By Ilja Leonard Pfeijffer, translated from the Dutch by Michele Hutchison
Publisher: Deep Vellum Publishing
Recommended by Lillian Klein
In this autobiographically based novel, Ilja, a successful Dutch Poet, leaves his northern home for the romantic labyrinth of Genoa, Italy. He sits in a café and writes slowly, freely, unfettered by relentless order enforced in his “efficient homeland.” Local acquaintances smile and say, “Good luck living the dream.” However, Ilja is not a tourist or a whimsical dreamer; he is a committed immigrant—in love with Genoa, determined to assimilate. But Ilja’s northern, monolithic understanding of Genoa does not account for the chaos and unchartability of the city and its populace. Living there is not as simple as being there.
La Superba is about contemporary Europe, immigration, and the European dream. Arguably, it is about Genoa—and arguably all Europe—past and present, reality and lore. Pfeijffer’s Genoa is a dream, distorted, nebulous, and glistening with spit and antique silver. Pleasant, meandering cobbled streets become as dark and slippery as a monster’s throat, leaving walkers not only lost, but trapped. In Genoa, definitions, including these organizable abstractions of Europe—immigration, the European dream—are slippery. You can live in the promise land, but only if you can become something else.
Like Genoa, La Superba is finely tuned. The plot is a compelling mix of rich and thought provoking, uncomfortable and beautiful. Pfeijffer’s prose is layered and captivating, the perfectly graceful dance partner to the plot’s unpredictable Voltas. This unique novel is exceedingly relevant, confronting the many sides of the issues—migration, sexuality, space, identity, crime, prejudice, traditionalism—facing Europe today.
By Andrés Barrera-González, Monica Heintz and Anna Horolets
Publisher: Berghahn Books
Recommended by Hélène B. Ducros
European Anthropologies interrogates the foundations of socio-cultural anthropology based on different national and institutional genealogies. The edited volume points to various historical trajectories that have shaped the emergence and the practices of anthropology and ethnology under different circumstances in various countries of Europe. By putting side by side well-known (such as France or Germany) and less-known (such as Finland or Croatia) national academic and extra-academic contexts, the contributions assembled by Andrés Barrera-Gonzáles, Monica Heintz and Anna Horolets highlight the ways in which the discipline’s identity, discourses and epistemologies have been carved out of exploration endeavors, colonial histories, nation-building objectives, and the conceptualization of the “Other,” which have also impacted the relationship between anthropology and ethnology and between anthropology and other sciences, resulting in asymmetric power relations across national disciplinary traditions in terms of visibility, power of influence, and range of research dissemination. In accounting for the diversity in socio-cultural anthropological national traditions and ethnological scholarly lineages in Europe, the book also leads to a useful understanding of what might unite the field across national boundaries. While positioning itself in the framework of the Bologna Process and the principles of a European higher education landscape, the book not only suggests that Europeanness should not mean sameness since the discipline’s plurality is precisely one of its strengths, but that a standardization in European knowledge production may in fact crystallize existing inequalities and marginalizations across the European academe.

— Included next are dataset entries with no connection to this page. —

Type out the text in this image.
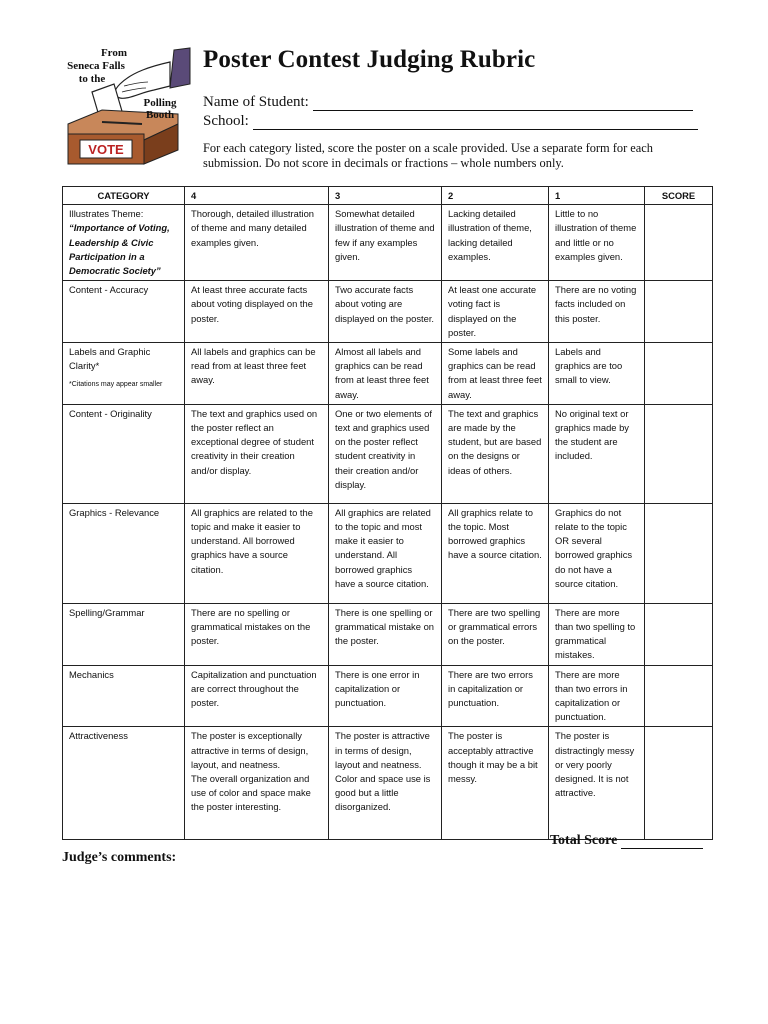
VOTE
From
Seneca Falls
to the
Polling
Booth
Poster Contest Judging Rubric
Name of Student:
School:
For each category listed, score the poster on a scale provided. Use a separate form for each submission. Do not score in decimals or fractions – whole numbers only.
CATEGORY	4	3	2	1	SCORE
Illustrates Theme:
“Importance of Voting, Leadership & Civic Participation in a Democratic Society”	Thorough, detailed illustration of theme and many detailed examples given.	Somewhat detailed illustration of theme and few if any examples given.	Lacking detailed illustration of theme, lacking detailed examples.	Little to no illustration of theme and little or no examples given.	
Content - Accuracy	At least three accurate facts about voting displayed on the poster.	Two accurate facts about voting are displayed on the poster.	At least one accurate voting fact is displayed on the poster.	There are no voting facts included on this poster.	
Labels and Graphic Clarity*
*Citations may appear smaller	All labels and graphics can be read from at least three feet away.	Almost all labels and graphics can be read from at least three feet away.	Some labels and graphics can be read from at least three feet away.	Labels and graphics are too small to view.	
Content - Originality	The text and graphics used on the poster reflect an exceptional degree of student creativity in their creation and/or display.	One or two elements of text and graphics used on the poster reflect student creativity in their creation and/or display.	The text and graphics are made by the student, but are based on the designs or ideas of others.	No original text or graphics made by the student are included.	
Graphics - Relevance	All graphics are related to the topic and make it easier to understand. All borrowed graphics have a source citation.	All graphics are related to the topic and most make it easier to understand. All borrowed graphics have a source citation.	All graphics relate to the topic. Most borrowed graphics have a source citation.	Graphics do not relate to the topic OR several borrowed graphics do not have a source citation.	
Spelling/Grammar	There are no spelling or grammatical mistakes on the poster.	There is one spelling or grammatical mistake on the poster.	There are two spelling or grammatical errors on the poster.	There are more than two spelling to grammatical mistakes.	
Mechanics	Capitalization and punctuation are correct throughout the poster.	There is one error in capitalization or punctuation.	There are two errors in capitalization or punctuation.	There are more than two errors in capitalization or punctuation.	
Attractiveness	The poster is exceptionally attractive in terms of design, layout, and neatness.
The overall organization and use of color and space make the poster interesting.	The poster is attractive in terms of design, layout and neatness.
Color and space use is good but a little disorganized.	The poster is acceptably attractive though it may be a bit messy.	The poster is distractingly messy or very poorly designed. It is not attractive.	
Total Score
Judge’s comments:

Banking on Markets: The Transformation of Bank-State Ties in Europe and Beyond
By Rachel A. Epstein
Publisher: Oxford University Press
Recommended by Malcolm Campbell-Verduyn
At the height of the Eurozone crisis the prominent Bank of England economist Andrew Haldane lamented the formation of “Doom Loop” in which European states and the large banks based in their jurisdictions had become closely intertwined in an apparent death spiral. Banking on Markets traces the transformation of relations between large banks and governments in Central, East, and West Europe in the decades prior to the recent Eurozone crisis, as well as in its aftermath with the creation of the European Banking Union. Rachel A. Epstein details how development options have become curtailed by losses of national control over large financial institutions. However, her detailed and nuanced analysis also stresses important reductions in economic volatilities and an overall strengthening of both the Eurozone monetary union and regional financial governance. This book is a must-read for all Europeanists, as well as students and scholars of finance, governance, and development.